S'agissant de l'indemnisation des conséquences des aléas climatiques, nous avons mobilisé la solidarité nationale pour aider les agriculteurs à faire face aux pertes de récoltes qu'ils ont subies cette année. L'ouverture du dispositif a été validée dans une trentaine de départements et les agriculteurs peuvent déjà transmettre leurs demandes d'indemnisation.
Enfin, pour les agriculteurs qui ont besoin d'un soutien en matière de trésorerie, le gouvernement vient d'annoncer deux types d'aide, sous forme de prêts de court ou moyen terme. Les premiers prêts seront délivrés par les banques d'ici à la fin de l'année 2024. Afin de mesurer le bon déploiement des deux dispositifs, le comité des financeurs publics, sous l'égide du préfet, assurera un suivi régulier en lien avec les établissements bancaires.
Vous le constatez, le gouvernement est pleinement mobilisé pour apporter des réponses concrètes, précises et opérationnelles aux difficultés que rencontrent les exploitations agricoles, notamment les exploitations des zones intermédiaires, dont vous avez exposé les difficultés.
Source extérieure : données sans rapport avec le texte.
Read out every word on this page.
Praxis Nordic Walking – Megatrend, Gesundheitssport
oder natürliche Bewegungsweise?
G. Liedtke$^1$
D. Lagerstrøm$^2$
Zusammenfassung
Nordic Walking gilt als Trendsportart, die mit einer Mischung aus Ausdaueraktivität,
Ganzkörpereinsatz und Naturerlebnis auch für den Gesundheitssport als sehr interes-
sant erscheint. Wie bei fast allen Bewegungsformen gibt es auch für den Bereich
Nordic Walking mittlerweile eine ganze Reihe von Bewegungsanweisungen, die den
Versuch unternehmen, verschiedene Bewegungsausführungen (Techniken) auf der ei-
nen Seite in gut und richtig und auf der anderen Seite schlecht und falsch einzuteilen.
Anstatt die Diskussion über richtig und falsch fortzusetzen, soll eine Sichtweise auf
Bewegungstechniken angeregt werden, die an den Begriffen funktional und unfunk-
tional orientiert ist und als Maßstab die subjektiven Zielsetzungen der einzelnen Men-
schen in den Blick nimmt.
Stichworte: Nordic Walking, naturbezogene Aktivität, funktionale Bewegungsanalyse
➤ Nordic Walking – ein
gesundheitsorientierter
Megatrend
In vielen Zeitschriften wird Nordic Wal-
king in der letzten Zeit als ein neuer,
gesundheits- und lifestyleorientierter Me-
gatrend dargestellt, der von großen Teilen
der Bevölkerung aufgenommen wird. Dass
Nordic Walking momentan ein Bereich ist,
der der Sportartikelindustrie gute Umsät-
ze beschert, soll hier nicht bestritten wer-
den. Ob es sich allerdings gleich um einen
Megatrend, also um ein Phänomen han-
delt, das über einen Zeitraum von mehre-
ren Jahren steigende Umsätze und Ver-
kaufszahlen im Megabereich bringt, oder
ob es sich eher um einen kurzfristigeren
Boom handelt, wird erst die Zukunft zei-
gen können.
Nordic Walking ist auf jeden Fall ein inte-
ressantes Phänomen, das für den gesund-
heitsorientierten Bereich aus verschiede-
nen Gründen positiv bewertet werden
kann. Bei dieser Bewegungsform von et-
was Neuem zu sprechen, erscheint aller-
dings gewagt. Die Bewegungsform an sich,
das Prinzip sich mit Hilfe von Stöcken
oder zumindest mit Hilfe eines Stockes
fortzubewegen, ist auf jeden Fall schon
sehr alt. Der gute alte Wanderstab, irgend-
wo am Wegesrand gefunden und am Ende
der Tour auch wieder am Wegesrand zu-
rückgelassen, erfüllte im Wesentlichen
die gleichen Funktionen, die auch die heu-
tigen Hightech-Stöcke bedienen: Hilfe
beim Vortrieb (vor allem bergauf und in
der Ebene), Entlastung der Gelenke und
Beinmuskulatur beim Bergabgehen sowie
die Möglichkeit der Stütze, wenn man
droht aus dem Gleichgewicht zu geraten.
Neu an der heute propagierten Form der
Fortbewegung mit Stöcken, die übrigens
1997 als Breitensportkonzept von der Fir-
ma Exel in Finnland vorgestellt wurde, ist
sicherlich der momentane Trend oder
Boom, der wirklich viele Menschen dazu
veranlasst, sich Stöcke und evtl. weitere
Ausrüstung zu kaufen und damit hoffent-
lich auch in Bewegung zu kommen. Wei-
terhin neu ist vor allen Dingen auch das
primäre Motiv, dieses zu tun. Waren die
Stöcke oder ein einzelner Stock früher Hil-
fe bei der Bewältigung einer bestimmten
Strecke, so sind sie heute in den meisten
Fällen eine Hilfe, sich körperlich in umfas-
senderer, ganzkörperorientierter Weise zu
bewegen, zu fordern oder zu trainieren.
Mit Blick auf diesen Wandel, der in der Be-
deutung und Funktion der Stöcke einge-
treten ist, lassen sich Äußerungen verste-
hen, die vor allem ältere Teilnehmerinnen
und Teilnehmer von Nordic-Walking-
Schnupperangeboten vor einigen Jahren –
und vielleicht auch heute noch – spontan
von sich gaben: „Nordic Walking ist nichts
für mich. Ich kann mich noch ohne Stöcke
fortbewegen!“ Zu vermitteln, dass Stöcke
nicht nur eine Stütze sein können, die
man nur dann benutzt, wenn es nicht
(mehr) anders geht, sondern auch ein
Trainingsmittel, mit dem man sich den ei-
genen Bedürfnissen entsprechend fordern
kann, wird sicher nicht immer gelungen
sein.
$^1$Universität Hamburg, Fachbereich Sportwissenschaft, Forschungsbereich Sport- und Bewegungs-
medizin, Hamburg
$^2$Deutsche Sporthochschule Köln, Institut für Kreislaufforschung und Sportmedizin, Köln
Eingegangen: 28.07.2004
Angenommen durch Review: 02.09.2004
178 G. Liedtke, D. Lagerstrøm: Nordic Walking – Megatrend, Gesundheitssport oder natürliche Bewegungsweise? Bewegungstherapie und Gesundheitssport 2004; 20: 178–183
Mme la présidente . La parole est à M. Nicolas Forissier.
M. Nicolas Forissier . Je m'attendais à cette réponse ; c'est la raison pour laquelle j'ai appelé le gouvernement à dépasser les mesures ordinaires et à prendre des mesures audacieuses.
L'ICHN est lié à des zones et non à des filières. Elle est destinée aux territoires dans lesquels les agriculteurs rencontrent des difficultés particulières et serait donc bien adaptée aux zones intermédiaires. Quand on veut, on peut, y compris à l'égard de l'Union européenne. Il eût fallu déployer de telles mesures, ne serait-ce qu'à titre exceptionnel.
Je vous prie de transmettre ce message à Mme Genevard, dont j'aurais aimé qu'elle fût présente aujourd'hui, car il s'agit d'un sujet majeur. Il y a urgence : il faut aller bien plus loin et agir bien plus fort que ce qui est actuellement prévu.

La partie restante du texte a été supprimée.